Высоцкий особенно прославился исполнением своих авторских песен под акустическую гитару. В годы строгой цензуры он затрагивал целый ряд запретных тем, отчего и сам во многом был под запретом, — в советские времена его записи распространялись почти исключительно на магнитоальбомах, запрещались съёмки в ряде фильмов, выехать за границу стало возможным только благодаря активным действиям жены — французской актрисы Марины Влади.

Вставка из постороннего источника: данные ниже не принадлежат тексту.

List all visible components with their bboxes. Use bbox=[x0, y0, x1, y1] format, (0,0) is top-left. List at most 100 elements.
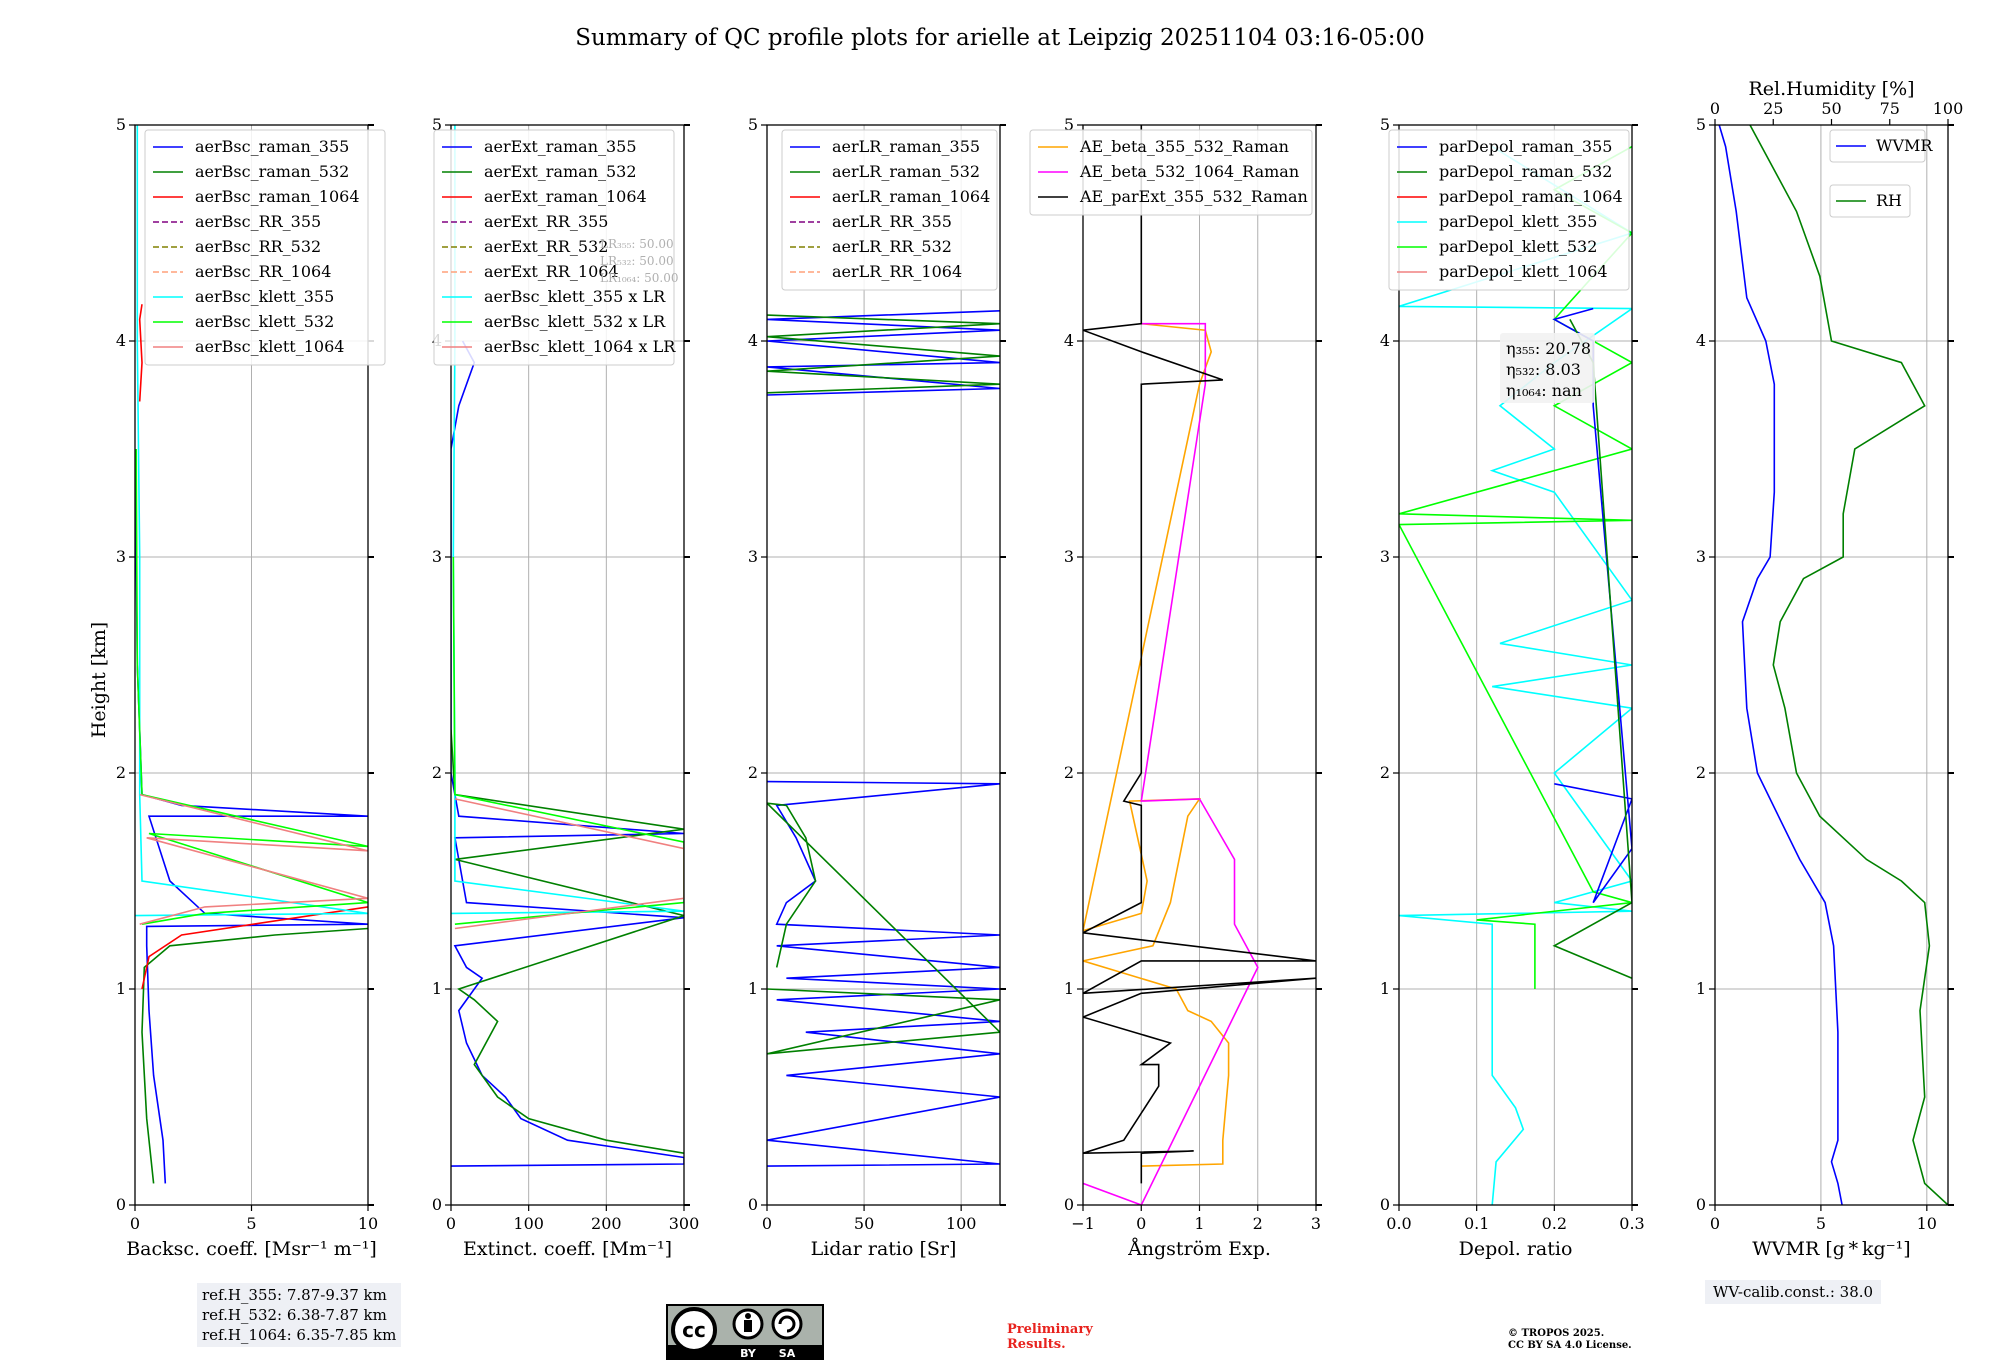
y-tick-label: 2 bbox=[1696, 763, 1706, 782]
legend-label: WVMR bbox=[1876, 136, 1933, 155]
legend-label: aerLR_raman_1064 bbox=[832, 187, 990, 206]
y-tick-label: 1 bbox=[116, 979, 126, 998]
y-tick-label: 1 bbox=[432, 979, 442, 998]
top-x-tick-label: 0 bbox=[1710, 99, 1720, 118]
x-tick-label: 300 bbox=[669, 1214, 700, 1233]
copyright-notice: © TROPOS 2025. CC BY SA 4.0 License. bbox=[1508, 1328, 1632, 1352]
legend: AE_beta_355_532_Raman AE_beta_532_1064_Ra… bbox=[1029, 129, 1313, 216]
y-tick-label: 5 bbox=[432, 115, 442, 134]
by-label: BY bbox=[740, 1347, 757, 1360]
x-tick-label: 0 bbox=[1136, 1214, 1146, 1233]
lr-value-label: LR₅₃₂: 50.00 bbox=[600, 254, 674, 268]
legend-label: parDepol_raman_1064 bbox=[1439, 187, 1623, 206]
top-x-tick-label: 75 bbox=[1880, 99, 1900, 118]
eta-label: η₃₅₅: 20.78 bbox=[1506, 339, 1591, 358]
series-group bbox=[767, 310, 1000, 1167]
series-line-aerLR_raman_355 bbox=[767, 780, 1000, 1167]
series-line-aerBsc_klett_532 bbox=[135, 448, 368, 925]
x-axis-label: WVMR [g * kg⁻¹] bbox=[1752, 1238, 1910, 1260]
series-line-WVMR bbox=[1718, 125, 1843, 1205]
series-group bbox=[135, 125, 368, 1184]
series-line-klett_532xLR bbox=[452, 556, 684, 925]
y-tick-label: 0 bbox=[748, 1195, 758, 1214]
legend-label: aerBsc_raman_1064 bbox=[195, 187, 360, 206]
axes-frame bbox=[450, 124, 685, 1206]
x-tick-label: 0.0 bbox=[1386, 1214, 1411, 1233]
x-tick-label: 50 bbox=[854, 1214, 874, 1233]
y-tick-label: 5 bbox=[116, 115, 126, 134]
y-tick-label: 5 bbox=[1696, 115, 1706, 134]
legend-label: aerBsc_RR_532 bbox=[195, 237, 321, 256]
y-tick-label: 5 bbox=[1380, 115, 1390, 134]
y-tick-label: 0 bbox=[1380, 1195, 1390, 1214]
lr-value-label: LR₃₅₅: 50.00 bbox=[600, 237, 674, 251]
panel-ext: 0100200300012345Extinct. coeff. [Mm⁻¹]ae… bbox=[432, 115, 699, 1260]
top-x-axis-label: Rel.Humidity [%] bbox=[1748, 78, 1914, 100]
y-tick-label: 2 bbox=[748, 763, 758, 782]
x-axis-label: Lidar ratio [Sr] bbox=[811, 1238, 957, 1260]
y-tick-label: 1 bbox=[1696, 979, 1706, 998]
legend: aerExt_raman_355 aerExt_raman_532 aerExt_r… bbox=[433, 129, 676, 366]
ref-height-355: ref.H_355: 7.87-9.37 km bbox=[202, 1286, 387, 1304]
y-tick-label: 3 bbox=[1696, 547, 1706, 566]
legend-label: AE_parExt_355_532_Raman bbox=[1079, 187, 1308, 206]
y-tick-label: 3 bbox=[432, 547, 442, 566]
ref-height-1064: ref.H_1064: 6.35-7.85 km bbox=[202, 1326, 397, 1344]
x-tick-label: 100 bbox=[946, 1214, 977, 1233]
legend-label: aerExt_raman_532 bbox=[484, 162, 637, 181]
legend-label: aerLR_raman_532 bbox=[832, 162, 980, 181]
eta-box bbox=[1500, 333, 1595, 403]
series-line-AE_beta_532_1064_Raman bbox=[1083, 322, 1259, 1205]
legend-label: parDepol_raman_532 bbox=[1439, 162, 1612, 181]
series-line-AE_parExt_355_532_Raman bbox=[1083, 125, 1316, 1184]
x-tick-label: 1 bbox=[1194, 1214, 1204, 1233]
cc-license-badge: cc BY SA bbox=[666, 1304, 824, 1360]
legend-label: aerLR_RR_355 bbox=[832, 212, 952, 231]
legend-label: AE_beta_532_1064_Raman bbox=[1079, 162, 1299, 181]
y-tick-label: 3 bbox=[748, 547, 758, 566]
legend-label: aerExt_raman_1064 bbox=[484, 187, 647, 206]
preliminary-notice: Preliminary Results. bbox=[1007, 1322, 1093, 1352]
cc-text: cc bbox=[682, 1318, 706, 1342]
wv-calibration-box: WV-calib.const.: 38.0 bbox=[1705, 1280, 1882, 1304]
preliminary-line-2: Results. bbox=[1007, 1337, 1066, 1352]
lr-value-label: LR₁₀₆₄: 50.00 bbox=[600, 271, 678, 285]
copyright-line-2: CC BY SA 4.0 License. bbox=[1508, 1340, 1632, 1351]
eta-label: η₅₃₂: 8.03 bbox=[1506, 360, 1581, 379]
legend-label: aerLR_RR_532 bbox=[832, 237, 952, 256]
y-tick-label: 4 bbox=[1380, 331, 1390, 350]
legend-label: aerBsc_RR_1064 bbox=[195, 262, 331, 281]
top-x-tick-label: 100 bbox=[1933, 99, 1964, 118]
x-tick-label: 0.1 bbox=[1464, 1214, 1489, 1233]
x-tick-label: 0 bbox=[130, 1214, 140, 1233]
legend-label: aerExt_raman_355 bbox=[484, 137, 637, 156]
y-tick-label: 3 bbox=[116, 547, 126, 566]
top-x-tick-label: 25 bbox=[1763, 99, 1783, 118]
y-tick-label: 2 bbox=[1064, 763, 1074, 782]
cc-icon bbox=[671, 1307, 717, 1353]
series-line-klett_1064xLR bbox=[454, 798, 684, 930]
legend-rh: RH bbox=[1829, 184, 1911, 218]
legend: aerBsc_raman_355 aerBsc_raman_532 aerBsc_r… bbox=[144, 129, 386, 366]
axes-frame bbox=[1714, 124, 1949, 1206]
legend-label: aerBsc_raman_355 bbox=[195, 137, 349, 156]
legend-label: aerExt_RR_355 bbox=[484, 212, 608, 231]
panel-lr: 0 50 100 0 1 2 3 4 5 Lidar ratio [Sr] aerLR_raman_… bbox=[748, 115, 1006, 1260]
x-tick-label: 0.3 bbox=[1619, 1214, 1644, 1233]
legend-label: aerLR_RR_1064 bbox=[832, 262, 962, 281]
series-line-RH bbox=[1749, 125, 1948, 1205]
x-tick-label: −1 bbox=[1071, 1214, 1095, 1233]
series-line-AE_beta_355_532_Raman bbox=[1083, 322, 1230, 1167]
series-line-aerExt_raman_532 bbox=[451, 729, 684, 1154]
series-line-aerLR_raman_532 bbox=[767, 802, 1000, 1055]
y-tick-label: 0 bbox=[432, 1195, 442, 1214]
series-group bbox=[1083, 125, 1316, 1205]
y-tick-label: 4 bbox=[116, 331, 126, 350]
x-axis-label: Extinct. coeff. [Mm⁻¹] bbox=[463, 1238, 672, 1260]
series-line-cloud_LR_532 bbox=[767, 314, 1000, 394]
x-tick-label: 5 bbox=[1816, 1214, 1826, 1233]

В. С. Высоцкий родился 25 января 1938 года в 9 ч 40 мин в Москве, в роддоме на Третьей Мещанской улице, 61/2.
*
Семья:*

    * Отец — Семён Владимирович (первоначально, возможно, Вольфович) Высоцкий (1916—1997) — уроженец Киева, военный связист, ветеран Великой Отечественной войны, полковник.
    * Мать — Нина Максимовна (урождённая Серёгина, 1912—2003) — по специальности переводчик с немецкого языка.
    * Дядя — Алексей Владимирович Высоцкий — писатель, участник Великой Отечественной войны.
*
Детство*

Раннее детство Владимир провёл в московской коммунальной квартире на 1-й Мещанской улице: «…На тридцать восемь комнаток всего одна уборная…» — напишет в 1975 году Высоцкий о своём раннем детстве. Во время Великой Отечественной войны, в 1941—1943 гг., жил с матерью в эвакуации в селе Воронцовка, в 20 км от райцентра — города Бузулук, Чкаловской (ныне — Оренбургской) области. В 1943 году возвратился в Москву, на 1-ю Мещанскую улицу, 126 (с 1957 года — проспект Мира). В 1945 году пошёл в первый класс 273-й школы Ростокинского района Москвы.

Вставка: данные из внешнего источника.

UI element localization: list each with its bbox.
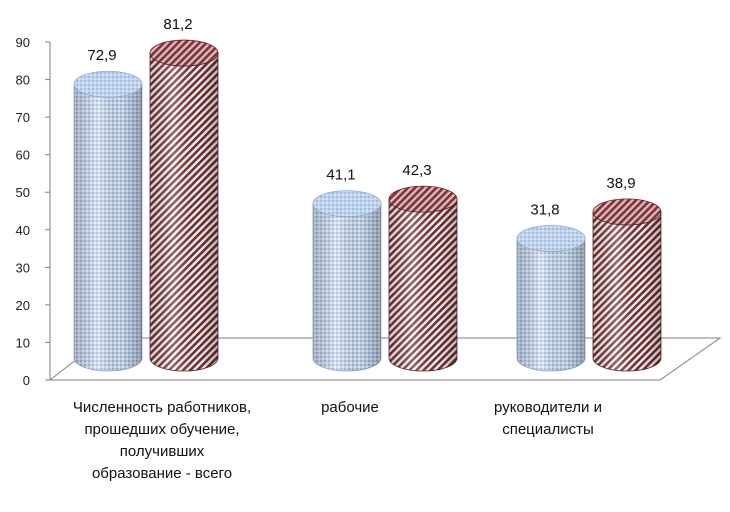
- x-tick-label: руководители и специалисты: [494, 399, 602, 438]
- y-tick-label: 50: [16, 185, 30, 200]
- bar-shading: [593, 211, 661, 371]
- bar-cap: [73, 70, 143, 98]
- bar-cap: [149, 39, 219, 67]
- bar-1-1: [388, 185, 458, 372]
- bar-cap-tint: [74, 71, 142, 98]
- bar-cap: [312, 190, 382, 218]
- bar-cap-tint: [150, 40, 218, 67]
- bar-cap-tint: [389, 186, 457, 213]
- bar-shading: [74, 84, 142, 371]
- y-tick-label: 60: [16, 148, 30, 163]
- y-tick-label: 10: [16, 335, 30, 350]
- data-label: 41,1: [326, 167, 355, 184]
- data-label: 31,8: [530, 202, 559, 219]
- bar-cap-tint: [313, 190, 381, 217]
- x-tick-label: рабочие: [321, 399, 379, 416]
- bar-1-2: [592, 198, 662, 372]
- bar-1-0: [149, 39, 219, 372]
- bar-cap: [388, 185, 458, 213]
- bar-cap: [592, 198, 662, 226]
- bar-cap-tint: [593, 198, 661, 225]
- bar-shading: [150, 53, 218, 371]
- y-tick-label: 30: [16, 260, 30, 275]
- y-tick-label: 70: [16, 110, 30, 125]
- bar-shading: [517, 238, 585, 371]
- bar-shading: [313, 203, 381, 371]
- data-label: 72,9: [87, 47, 116, 64]
- data-label: 42,3: [402, 162, 431, 179]
- bar-0-0: [73, 70, 143, 372]
- y-tick-label: 40: [16, 223, 30, 238]
- y-tick-label: 90: [16, 35, 30, 50]
- y-tick-label: 80: [16, 73, 30, 88]
- y-tick-label: 20: [16, 298, 30, 313]
- bar-cap: [516, 225, 586, 252]
- y-tick-label: 0: [23, 373, 30, 388]
- bar-0-1: [312, 190, 382, 372]
- bar-shading: [389, 199, 457, 371]
- x-tick-label: Численность работников, прошедших обучен…: [72, 399, 252, 482]
- data-label: 81,2: [163, 16, 192, 33]
- bar-cap-tint: [517, 225, 585, 252]
- bar-0-2: [516, 225, 586, 372]
- data-label: 38,9: [606, 175, 635, 192]
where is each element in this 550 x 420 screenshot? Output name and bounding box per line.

Через некоторое время после развода родителей, в 1947 году, Владимир переезжает жить к отцу и его второй жене — Евгении Степановне Высоцкой-Лихалатовой. В 1947—1949 годах они проживал в г. Эберсвальде (Германия), по месту службы отца, где юный Володя научился играть на фортепиано.

В октябре 1949 года он вернулся в Москву, пойдя в 5-й класс мужской средней школы № 186. В это время семья Высоцких живет в Большом Каретном переулке, 15. (В настоящее время на доме установлена мемориальная доска). Этот переулок увековечен в его песне: «Где твои семнадцать лет? На Большом Каретном!».

*Начало карьеры артиста. Первые браки*

С 1953 года Высоцкий посещал драмкружок в Доме учителя, руководимый артистом МХАТа В. Богомоловым. В 1955 году закончил среднюю школу № 186, и, по настоянию родственников, поступил на механический факультет Московского инженерно-строительного института им. Куйбышева, из которого уходит после первого семестра.

Решение об уходе было принято в новогоднюю ночь с 1955 на 1956 год. Вместе со школьным другом Высоцкого — Игорем Кохановским было решено провести новогоднюю ночь весьма своеобразным манером — за исполнением чертежей, без которых их не допустили бы к сессии. Где-то во втором часу ночи чертежи были готовы. Но тут Высоцкий встал и, взяв со стола банку с тушью (по другой версии — с остатками крепко заваренного кофе), стал поливать её содержимым свой чертёж. «Всё. Буду готовиться, есть ещё полгода, попробую вступить в театральный. А это — не моё…»

С 1956 по 1960 гг. Высоцкий — студент актёрского отделения Школы-студии МХАТ им. В. И. Немировича-Данченко. Он занимается у Б. И. Вершилова, затем — у П. В. Массальского и А. М. Комиссарова. На первом курсе познакомился с Изой Жуковой, на которой женился весной 1960 г. 1959 год ознаменовался первой театральной работой (роль Порфирия Петровича в учебном спектакле «Преступление и наказание») и первой ролью в кино (фильм «Сверстницы», эпизодическая роль студента Пети). В 1960 году произошло первое упоминание о Высоцком в центральной печати, в статье Л. Сергеева «Девятнадцать из МХАТ» («Советская культура», 1960, 28 июня).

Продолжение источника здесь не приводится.